In science the same thing happens. Saul Sternberg and I could tell the truth about Ranjit Chandra’s research not only because (a) we were fairly close to that research (which involved psychology, even though Chandra was a nutritionist) but also because (b) not being nutrition professors, Chandra couldn’t harm us. Those closer to Chandra, professional nutritionists, had plenty of doubts as far as I could tell but were afraid to say them. Hal Pashler and I could criticize a widely-accepted practice among cognitive modelers because (a) we were in the same general field, cognitive psychology, but (b) far enough away so that the people we criticized would never review our grants or our papers. (Except the critique itself, which they hated. After the first round of reviews, Hal and I requested new reviewers, saying it was inevitable that the people we criticized wouldn’t like what we said.) Likewise, in the case of voodoo correlations, Hal is (a) close enough to social neuroscience to understand the details of the research but (b) far enough away to criticize it without fear.

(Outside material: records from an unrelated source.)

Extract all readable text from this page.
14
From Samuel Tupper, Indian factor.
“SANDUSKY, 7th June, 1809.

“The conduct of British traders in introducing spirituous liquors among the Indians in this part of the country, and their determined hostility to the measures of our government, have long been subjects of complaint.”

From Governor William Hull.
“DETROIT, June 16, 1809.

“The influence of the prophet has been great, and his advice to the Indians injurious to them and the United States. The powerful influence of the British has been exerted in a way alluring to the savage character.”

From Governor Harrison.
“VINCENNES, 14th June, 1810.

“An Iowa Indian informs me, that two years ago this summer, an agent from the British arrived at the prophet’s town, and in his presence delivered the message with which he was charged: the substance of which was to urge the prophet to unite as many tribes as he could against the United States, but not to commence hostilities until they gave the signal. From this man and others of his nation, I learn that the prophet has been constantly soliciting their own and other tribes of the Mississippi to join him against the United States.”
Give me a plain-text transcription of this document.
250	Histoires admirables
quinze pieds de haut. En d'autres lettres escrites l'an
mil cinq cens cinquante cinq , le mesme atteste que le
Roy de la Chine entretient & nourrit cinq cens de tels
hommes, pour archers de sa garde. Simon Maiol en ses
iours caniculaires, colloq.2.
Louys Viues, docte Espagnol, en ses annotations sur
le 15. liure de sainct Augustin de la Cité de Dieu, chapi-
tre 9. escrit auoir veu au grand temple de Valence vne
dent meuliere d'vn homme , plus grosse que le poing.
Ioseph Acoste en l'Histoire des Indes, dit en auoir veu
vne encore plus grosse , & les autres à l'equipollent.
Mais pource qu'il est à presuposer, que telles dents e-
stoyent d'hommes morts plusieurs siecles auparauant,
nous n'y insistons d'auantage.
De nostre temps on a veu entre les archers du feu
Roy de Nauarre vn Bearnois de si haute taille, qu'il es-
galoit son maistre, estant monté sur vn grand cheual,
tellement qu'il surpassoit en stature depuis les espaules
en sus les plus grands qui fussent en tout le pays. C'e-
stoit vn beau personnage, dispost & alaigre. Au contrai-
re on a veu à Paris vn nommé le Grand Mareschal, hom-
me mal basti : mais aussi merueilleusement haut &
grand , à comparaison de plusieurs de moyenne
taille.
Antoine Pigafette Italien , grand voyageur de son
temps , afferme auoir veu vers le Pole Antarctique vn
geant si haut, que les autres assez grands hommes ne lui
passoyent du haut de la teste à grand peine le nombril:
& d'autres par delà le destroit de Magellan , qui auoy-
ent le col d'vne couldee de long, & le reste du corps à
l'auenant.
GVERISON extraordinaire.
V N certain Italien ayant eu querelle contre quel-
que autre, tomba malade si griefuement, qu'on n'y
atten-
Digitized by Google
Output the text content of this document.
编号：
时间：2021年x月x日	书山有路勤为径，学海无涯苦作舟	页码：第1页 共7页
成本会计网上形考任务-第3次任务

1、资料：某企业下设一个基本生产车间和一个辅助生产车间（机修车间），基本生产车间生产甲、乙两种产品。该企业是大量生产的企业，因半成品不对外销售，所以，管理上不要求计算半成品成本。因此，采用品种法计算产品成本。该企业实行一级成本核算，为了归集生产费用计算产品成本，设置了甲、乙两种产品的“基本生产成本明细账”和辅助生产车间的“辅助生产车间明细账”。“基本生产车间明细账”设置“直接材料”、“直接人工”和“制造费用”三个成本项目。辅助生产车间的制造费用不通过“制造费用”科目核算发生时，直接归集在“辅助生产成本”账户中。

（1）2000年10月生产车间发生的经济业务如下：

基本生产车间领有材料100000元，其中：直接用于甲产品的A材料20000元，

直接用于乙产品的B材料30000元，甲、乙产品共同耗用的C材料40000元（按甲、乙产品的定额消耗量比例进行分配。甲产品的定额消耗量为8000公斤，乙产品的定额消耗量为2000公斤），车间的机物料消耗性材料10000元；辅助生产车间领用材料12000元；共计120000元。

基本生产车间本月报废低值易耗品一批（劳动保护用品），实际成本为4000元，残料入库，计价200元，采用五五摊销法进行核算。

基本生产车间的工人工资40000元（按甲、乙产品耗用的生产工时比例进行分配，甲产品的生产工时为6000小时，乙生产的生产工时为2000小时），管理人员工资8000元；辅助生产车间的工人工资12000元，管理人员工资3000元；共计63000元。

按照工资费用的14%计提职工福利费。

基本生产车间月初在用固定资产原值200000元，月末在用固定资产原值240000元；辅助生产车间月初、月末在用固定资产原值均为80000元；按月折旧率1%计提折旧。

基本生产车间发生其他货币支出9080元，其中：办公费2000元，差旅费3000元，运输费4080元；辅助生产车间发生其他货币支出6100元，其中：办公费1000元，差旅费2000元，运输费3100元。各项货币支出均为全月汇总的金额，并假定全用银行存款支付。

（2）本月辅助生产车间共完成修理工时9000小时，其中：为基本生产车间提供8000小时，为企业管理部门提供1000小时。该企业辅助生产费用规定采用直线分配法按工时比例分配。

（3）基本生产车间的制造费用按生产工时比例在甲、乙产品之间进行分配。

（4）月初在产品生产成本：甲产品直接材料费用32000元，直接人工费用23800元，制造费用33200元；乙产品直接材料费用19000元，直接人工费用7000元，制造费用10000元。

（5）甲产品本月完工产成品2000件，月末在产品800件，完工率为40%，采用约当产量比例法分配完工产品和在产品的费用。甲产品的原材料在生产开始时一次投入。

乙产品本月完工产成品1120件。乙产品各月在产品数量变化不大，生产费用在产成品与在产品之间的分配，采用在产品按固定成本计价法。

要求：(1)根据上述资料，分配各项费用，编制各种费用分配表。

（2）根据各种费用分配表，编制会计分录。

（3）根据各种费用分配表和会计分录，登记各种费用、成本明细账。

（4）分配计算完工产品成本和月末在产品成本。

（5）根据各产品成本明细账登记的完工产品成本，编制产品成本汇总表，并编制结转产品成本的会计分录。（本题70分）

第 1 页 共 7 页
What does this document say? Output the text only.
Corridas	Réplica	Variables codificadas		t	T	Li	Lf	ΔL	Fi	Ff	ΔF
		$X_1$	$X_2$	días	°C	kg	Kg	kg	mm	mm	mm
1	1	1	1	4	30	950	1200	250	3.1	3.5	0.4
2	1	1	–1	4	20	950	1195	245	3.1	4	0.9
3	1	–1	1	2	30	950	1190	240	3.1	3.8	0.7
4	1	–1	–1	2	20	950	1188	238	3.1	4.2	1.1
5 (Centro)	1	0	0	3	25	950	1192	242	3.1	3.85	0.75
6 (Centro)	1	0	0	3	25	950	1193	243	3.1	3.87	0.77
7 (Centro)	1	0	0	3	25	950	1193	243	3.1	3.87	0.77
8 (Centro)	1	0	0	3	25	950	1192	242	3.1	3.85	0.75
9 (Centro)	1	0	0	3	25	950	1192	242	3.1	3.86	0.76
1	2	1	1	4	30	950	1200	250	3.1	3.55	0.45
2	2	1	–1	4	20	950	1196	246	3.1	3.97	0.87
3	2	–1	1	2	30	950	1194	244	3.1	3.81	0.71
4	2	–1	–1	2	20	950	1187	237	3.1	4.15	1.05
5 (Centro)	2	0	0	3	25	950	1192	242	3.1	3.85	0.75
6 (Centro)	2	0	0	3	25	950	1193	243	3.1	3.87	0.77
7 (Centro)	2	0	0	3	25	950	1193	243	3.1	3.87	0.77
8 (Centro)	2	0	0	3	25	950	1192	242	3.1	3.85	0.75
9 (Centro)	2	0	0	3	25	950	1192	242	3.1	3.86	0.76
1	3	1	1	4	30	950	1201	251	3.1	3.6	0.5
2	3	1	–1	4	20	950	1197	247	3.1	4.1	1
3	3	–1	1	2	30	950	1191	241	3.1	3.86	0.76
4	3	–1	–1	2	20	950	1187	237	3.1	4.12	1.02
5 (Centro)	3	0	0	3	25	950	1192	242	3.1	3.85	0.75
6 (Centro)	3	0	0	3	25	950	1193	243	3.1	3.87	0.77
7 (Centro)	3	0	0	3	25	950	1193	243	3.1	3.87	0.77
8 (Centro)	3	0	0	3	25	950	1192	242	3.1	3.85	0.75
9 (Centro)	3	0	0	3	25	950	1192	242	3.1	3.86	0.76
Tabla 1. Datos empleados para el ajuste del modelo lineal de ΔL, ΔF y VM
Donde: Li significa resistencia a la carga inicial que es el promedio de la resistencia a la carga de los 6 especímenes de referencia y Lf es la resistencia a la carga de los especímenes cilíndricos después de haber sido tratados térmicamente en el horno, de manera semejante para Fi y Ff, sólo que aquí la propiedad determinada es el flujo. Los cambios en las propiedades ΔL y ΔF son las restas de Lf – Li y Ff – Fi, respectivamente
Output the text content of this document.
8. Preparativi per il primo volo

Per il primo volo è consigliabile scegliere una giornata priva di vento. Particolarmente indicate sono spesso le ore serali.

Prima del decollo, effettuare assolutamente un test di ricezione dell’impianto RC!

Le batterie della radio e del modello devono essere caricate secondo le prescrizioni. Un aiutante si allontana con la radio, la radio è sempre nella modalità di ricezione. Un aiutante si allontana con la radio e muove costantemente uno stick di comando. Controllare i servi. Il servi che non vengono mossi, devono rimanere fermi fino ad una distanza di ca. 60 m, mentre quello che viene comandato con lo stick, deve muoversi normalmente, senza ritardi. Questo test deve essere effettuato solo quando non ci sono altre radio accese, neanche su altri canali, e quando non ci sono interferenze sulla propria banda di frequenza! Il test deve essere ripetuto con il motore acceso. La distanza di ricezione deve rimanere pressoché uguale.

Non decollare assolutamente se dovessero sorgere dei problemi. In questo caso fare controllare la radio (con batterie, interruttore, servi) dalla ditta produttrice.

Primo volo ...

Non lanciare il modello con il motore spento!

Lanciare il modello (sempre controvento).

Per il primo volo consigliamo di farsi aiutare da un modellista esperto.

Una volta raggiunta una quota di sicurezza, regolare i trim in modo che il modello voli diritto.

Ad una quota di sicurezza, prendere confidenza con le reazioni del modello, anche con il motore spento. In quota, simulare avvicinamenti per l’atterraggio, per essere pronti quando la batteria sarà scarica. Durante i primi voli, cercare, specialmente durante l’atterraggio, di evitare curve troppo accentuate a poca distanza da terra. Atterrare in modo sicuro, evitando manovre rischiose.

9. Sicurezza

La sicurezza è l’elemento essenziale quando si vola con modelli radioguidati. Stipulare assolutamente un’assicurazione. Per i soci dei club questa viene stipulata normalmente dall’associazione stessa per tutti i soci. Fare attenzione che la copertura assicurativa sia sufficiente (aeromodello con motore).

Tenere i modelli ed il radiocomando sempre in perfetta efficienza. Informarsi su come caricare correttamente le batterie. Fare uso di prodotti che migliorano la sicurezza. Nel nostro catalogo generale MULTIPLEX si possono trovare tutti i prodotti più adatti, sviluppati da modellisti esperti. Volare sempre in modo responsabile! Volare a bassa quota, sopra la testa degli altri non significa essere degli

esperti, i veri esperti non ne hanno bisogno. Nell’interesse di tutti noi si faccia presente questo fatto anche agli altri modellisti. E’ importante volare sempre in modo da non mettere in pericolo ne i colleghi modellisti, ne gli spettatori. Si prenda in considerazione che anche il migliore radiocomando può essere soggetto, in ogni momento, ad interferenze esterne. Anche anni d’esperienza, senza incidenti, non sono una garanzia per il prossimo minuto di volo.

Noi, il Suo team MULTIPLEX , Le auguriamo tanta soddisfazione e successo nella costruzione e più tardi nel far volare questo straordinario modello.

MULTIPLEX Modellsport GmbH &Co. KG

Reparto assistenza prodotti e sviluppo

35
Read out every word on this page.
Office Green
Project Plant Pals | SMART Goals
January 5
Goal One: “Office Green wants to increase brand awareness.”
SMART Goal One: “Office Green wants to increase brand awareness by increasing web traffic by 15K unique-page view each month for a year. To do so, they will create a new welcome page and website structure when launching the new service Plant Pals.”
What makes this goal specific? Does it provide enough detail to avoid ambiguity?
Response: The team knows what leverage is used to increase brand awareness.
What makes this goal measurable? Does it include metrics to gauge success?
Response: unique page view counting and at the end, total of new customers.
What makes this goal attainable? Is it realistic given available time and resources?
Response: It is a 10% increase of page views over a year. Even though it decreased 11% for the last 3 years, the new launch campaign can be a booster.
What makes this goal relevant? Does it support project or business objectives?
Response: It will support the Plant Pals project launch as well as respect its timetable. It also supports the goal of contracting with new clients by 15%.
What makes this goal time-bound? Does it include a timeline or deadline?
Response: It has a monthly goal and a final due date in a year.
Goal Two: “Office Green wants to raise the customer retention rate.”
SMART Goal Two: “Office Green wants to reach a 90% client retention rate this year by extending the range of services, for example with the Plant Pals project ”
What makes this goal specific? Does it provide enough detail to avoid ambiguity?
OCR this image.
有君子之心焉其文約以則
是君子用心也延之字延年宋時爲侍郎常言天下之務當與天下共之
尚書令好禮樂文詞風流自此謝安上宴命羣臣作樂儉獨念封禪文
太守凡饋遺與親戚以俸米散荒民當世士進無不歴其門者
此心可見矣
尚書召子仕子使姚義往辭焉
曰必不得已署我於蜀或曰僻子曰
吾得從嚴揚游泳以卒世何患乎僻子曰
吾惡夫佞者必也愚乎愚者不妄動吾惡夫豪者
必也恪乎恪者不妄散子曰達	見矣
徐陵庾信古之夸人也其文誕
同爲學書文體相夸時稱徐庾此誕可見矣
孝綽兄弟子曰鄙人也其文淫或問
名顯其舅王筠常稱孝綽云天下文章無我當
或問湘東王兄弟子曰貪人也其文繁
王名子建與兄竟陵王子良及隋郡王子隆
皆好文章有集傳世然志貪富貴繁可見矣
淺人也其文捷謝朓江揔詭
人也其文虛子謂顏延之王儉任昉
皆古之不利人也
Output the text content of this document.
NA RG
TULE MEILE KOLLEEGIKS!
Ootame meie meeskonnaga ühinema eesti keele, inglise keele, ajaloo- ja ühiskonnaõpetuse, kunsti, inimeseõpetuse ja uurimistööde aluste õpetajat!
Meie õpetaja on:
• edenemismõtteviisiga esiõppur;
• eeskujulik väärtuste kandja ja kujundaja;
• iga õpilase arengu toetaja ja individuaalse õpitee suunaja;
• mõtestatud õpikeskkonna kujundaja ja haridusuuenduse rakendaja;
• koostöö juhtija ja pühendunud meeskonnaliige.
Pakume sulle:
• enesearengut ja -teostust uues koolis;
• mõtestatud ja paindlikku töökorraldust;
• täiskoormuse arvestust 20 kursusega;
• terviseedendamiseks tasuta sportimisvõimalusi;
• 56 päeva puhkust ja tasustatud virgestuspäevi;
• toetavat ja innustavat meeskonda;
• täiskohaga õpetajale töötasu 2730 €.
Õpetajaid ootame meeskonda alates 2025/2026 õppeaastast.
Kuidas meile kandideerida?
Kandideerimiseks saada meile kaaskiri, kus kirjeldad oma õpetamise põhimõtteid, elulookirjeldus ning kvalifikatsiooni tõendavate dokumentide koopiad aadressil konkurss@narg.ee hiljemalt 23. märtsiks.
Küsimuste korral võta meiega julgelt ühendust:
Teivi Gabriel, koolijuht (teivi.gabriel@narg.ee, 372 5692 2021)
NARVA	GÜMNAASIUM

In the case of the Shangri-La Diet, I was (a) close enough to the field of nutrition that I could understand the research but (b) far enough away so that I could say what I thought without fear of reprisal. Nassim Taleb is in the same relation to the field he criticizes. Just as Saul Sternberg and I knew a lot about the outcome measure (psychological tests) but were not nutritionists, Weston Price, a dentist, knew a lot about his outcome measure (dental health) but was not a nutritionist.
It’s curious how rarely this need for insider/outsiders (inside in terms of knowledge, outside in terms of career) is pointed out. It’s a big part of how science progresses, in small ways and large. Mendel and Darwin were well-educated amateurs, for example. Thorstein Veblen wrote about it but I haven’t read it anywhere else.